The results from one study period of a short duration indicated that social interactions could be quantified and animals of different social positions within the group identified. While the devices applied in this study are not yet practically feasible to apply longer-term, or in a commercial scenario, similar to other wireless tracking technologies [54], there is high value in continued research. Precise data on a finer-scale resolution than what GPS devices provide could be used in future studies to further understand the role of individuals within groups and why some animals may be central to the network versus repelled. Correlations between social interactions and multiple physiological and behavioural assessments could determine if more time spent alone is indicative of illness or differing personality traits, coping styles, or affective states. These repelled individuals could present higher stress levels and potentially lower growth or productivity. Removal of either central or repelled individuals could have contrasting impacts on the behaviour and welfare of the group. Additionally, further testing could confirm if individuals classified as central or repelled in one group maintain a similar position if moved to a new group of individuals.

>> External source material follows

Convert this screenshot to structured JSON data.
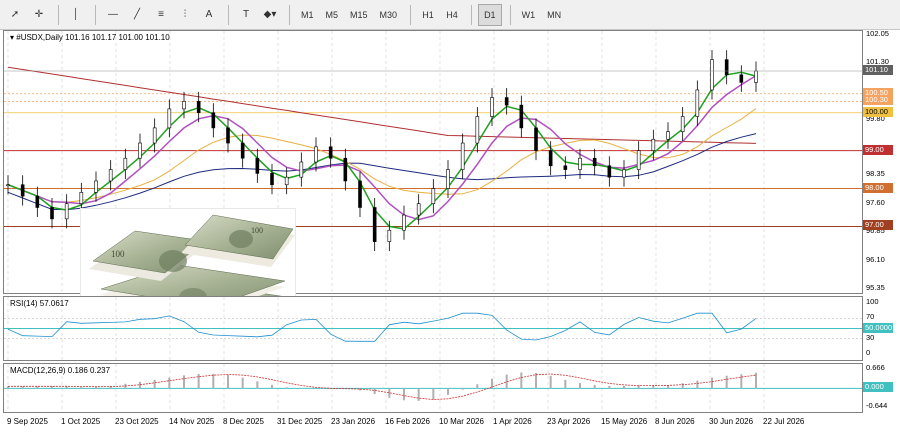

The application of the findings from this study and demonstration of the technology and data analysis techniques was limited due to the use of one group for a relatively short period. The period of study (25 min) was restricted by the power requirements as the prototype devices require frequent sampling to ensure high accuracy and this drains the battery and limits the potential for long-term deployment. In addition, the robustness of the prototypes to withstand cattle damaging the casing from rubbing or social interaction are needed for longer-term application in a paddock situation. Another consideration is that no assessment of the impact of the attachment of the girth and devices was conducted and while cattle did not appear to be agitated or affected by the attachment of the devices, there is the possibility that social behaviour may have been impacted. With the development of a more robust weatherproof device with greater battery power, a widespread application could be achieved.

6. Conclusions

In this paper, based on the location information acquired by cooperative wireless localisation, machine learning algorithms were applied to analyse the social structure of a herd of cattle and the social behaviour of the individuals. These algorithms mined the location information related to social attraction and repulsion and were able to quantify the affinity of cattle for one another within a group. Social networks were present in the small herd of cattle, and the localisation devices provided more accurate information than would otherwise be obtained from just video recordings or live observations, such as animals with greater affinity and influence on others. Replication with the devices across more groups and repeatability within groups across different settings would confirm the value of quantifying social interactions with this degree of precision. Further work is needed to apply the devices for extended periods of time, as well as improve the robustness of the devices to be deployed on animals.